Yet Anderson has real reasons to want to conserve water, and anyone who doesn't believe him can take a look at his electricity bill.
“I think last year, in a dry year, we probably spent maybe $175,000 on electrical energy,” Anderson said.
That’s the tab for running dozens of electric pumps throughout the hot, dry months of late summer, when electricity demand and prices peak in most of Minnesota.
“If you can figure out how to save even 10 or 20 percent by scheduling it and not watering when you don’t have to, it’s a huge savings,” Anderson said.
Anderson uses what’s known as the checkbook method. By tracking variables such as heat, precipitation and plant size in a spreadsheet, he can get a daily estimate of how much moisture is in the soil. When it runs low, he “balances the checkbook” by irrigating.
Last year, he and his oldest son experimented with a handful of soil moisture probes, devices that are inserted into the ground and remotely send soil moisture reports back to a database. They’re not common yet, but Anderson predicts they will be someday.
One factor driving the increase in irrigation in recent years is the record or near-record high corn prices, which have improved farmers’ margins and given them extra money to invest in irrigation equipment.

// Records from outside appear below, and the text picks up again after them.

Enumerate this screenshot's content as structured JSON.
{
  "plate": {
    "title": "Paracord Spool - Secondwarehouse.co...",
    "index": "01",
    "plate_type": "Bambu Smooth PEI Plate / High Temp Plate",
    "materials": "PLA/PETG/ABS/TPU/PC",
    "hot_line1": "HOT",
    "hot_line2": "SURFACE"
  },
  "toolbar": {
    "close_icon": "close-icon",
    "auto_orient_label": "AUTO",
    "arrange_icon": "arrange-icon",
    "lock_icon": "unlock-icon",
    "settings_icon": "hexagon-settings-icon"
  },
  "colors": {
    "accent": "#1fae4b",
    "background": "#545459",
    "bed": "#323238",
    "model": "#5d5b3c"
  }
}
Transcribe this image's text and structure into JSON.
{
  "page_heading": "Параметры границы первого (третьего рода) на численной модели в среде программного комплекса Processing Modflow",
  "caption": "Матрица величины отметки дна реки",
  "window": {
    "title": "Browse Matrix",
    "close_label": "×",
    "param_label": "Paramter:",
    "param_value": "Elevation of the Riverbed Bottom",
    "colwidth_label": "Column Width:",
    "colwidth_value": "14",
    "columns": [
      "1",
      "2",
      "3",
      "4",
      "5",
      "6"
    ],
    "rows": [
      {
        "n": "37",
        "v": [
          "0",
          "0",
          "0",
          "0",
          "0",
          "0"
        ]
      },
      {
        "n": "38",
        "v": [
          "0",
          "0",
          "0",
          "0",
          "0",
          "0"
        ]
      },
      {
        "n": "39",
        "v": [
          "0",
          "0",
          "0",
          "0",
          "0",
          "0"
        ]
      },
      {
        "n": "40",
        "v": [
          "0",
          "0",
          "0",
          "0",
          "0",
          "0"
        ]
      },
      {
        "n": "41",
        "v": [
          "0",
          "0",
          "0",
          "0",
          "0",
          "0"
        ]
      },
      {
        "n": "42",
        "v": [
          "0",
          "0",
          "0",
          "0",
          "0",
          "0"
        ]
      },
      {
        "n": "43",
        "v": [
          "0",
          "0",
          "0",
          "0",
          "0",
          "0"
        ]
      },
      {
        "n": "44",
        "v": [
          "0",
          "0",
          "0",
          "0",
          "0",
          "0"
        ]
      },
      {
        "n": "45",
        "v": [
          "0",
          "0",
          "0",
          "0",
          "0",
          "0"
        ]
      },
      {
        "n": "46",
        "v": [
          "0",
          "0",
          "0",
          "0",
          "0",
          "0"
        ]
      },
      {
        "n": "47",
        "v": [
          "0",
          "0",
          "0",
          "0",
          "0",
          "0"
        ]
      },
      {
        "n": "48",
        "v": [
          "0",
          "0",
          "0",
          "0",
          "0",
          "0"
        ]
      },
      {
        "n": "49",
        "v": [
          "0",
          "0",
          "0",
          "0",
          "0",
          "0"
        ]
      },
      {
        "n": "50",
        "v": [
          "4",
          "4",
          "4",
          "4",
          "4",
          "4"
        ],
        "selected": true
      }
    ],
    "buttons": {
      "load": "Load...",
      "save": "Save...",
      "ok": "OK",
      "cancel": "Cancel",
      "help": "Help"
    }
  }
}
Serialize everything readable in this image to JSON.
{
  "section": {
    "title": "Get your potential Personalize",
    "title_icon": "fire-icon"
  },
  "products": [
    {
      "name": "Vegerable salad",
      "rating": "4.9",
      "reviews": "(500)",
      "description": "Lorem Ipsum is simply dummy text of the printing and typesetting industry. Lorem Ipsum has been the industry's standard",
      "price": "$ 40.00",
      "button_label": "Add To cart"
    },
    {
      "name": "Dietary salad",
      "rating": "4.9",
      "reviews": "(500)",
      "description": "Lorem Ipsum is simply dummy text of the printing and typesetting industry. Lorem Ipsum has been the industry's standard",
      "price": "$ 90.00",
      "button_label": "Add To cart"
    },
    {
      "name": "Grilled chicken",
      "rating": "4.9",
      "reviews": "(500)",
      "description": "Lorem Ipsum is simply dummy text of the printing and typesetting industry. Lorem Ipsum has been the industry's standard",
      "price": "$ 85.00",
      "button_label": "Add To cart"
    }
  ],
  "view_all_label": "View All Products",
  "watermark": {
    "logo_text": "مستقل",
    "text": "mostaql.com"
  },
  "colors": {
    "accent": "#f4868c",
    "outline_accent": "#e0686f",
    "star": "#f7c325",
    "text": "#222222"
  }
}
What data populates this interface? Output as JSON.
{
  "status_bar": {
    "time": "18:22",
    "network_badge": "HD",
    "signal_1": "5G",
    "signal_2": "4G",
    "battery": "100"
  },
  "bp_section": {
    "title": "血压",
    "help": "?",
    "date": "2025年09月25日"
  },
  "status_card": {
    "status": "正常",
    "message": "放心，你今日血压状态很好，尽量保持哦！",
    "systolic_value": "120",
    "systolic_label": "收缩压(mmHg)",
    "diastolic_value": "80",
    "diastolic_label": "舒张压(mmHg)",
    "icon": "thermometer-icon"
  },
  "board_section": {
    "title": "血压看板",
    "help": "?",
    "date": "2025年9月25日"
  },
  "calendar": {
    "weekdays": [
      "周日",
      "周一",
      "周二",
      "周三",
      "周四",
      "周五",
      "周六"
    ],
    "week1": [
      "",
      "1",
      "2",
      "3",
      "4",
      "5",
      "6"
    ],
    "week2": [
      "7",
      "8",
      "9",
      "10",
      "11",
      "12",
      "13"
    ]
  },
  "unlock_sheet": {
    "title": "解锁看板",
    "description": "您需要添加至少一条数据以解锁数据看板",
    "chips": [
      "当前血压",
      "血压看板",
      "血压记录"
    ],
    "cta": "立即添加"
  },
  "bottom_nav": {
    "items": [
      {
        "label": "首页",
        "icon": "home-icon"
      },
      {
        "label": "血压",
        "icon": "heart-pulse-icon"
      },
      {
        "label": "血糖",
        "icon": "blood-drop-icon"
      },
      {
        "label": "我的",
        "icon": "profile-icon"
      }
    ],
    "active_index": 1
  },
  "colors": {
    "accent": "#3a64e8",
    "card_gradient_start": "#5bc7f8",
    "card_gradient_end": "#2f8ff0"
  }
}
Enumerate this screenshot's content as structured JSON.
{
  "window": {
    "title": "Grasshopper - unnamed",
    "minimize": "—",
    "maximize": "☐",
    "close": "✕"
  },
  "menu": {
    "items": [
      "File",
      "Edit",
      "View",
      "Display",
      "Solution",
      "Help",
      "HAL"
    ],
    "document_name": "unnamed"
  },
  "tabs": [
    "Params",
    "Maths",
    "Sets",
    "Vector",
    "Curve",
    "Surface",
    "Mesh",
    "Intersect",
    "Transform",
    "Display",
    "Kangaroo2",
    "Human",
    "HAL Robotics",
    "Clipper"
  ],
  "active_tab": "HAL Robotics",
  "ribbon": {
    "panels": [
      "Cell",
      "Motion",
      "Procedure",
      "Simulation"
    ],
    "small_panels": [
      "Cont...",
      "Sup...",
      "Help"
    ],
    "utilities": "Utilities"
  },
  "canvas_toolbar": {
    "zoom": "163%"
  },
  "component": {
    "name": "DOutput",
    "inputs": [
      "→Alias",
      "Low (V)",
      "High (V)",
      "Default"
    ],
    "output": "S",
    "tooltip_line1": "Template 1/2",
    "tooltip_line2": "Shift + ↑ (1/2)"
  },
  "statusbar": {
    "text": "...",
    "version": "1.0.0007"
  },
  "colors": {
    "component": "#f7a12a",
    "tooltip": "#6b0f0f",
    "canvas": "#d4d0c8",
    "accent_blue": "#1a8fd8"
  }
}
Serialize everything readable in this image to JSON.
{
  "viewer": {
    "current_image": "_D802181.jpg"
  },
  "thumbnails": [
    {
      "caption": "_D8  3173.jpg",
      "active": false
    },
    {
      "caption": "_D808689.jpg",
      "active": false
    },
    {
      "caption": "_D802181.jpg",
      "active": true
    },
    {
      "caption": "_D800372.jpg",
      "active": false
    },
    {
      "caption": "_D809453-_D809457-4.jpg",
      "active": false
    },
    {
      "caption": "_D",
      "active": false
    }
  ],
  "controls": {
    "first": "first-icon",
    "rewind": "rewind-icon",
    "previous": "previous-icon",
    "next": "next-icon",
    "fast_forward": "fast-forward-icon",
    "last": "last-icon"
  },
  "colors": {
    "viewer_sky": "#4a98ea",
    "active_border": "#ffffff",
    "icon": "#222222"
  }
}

Anderson estimates that a typical center pivot irrigator today costs around $75,000. Then you need a well, which can cost anywhere from $15,000 to $50,000, depending on depth. A pump will cost another $15,000 to $20,000, he said, and then add another $15 per foot for pipe between the well and pivot. There’s also a fee to the power company for hooking up the new equipment. It can easily add up to $1,500 to $2,000 per acre, Anderson said, and more for oddly shaped sections.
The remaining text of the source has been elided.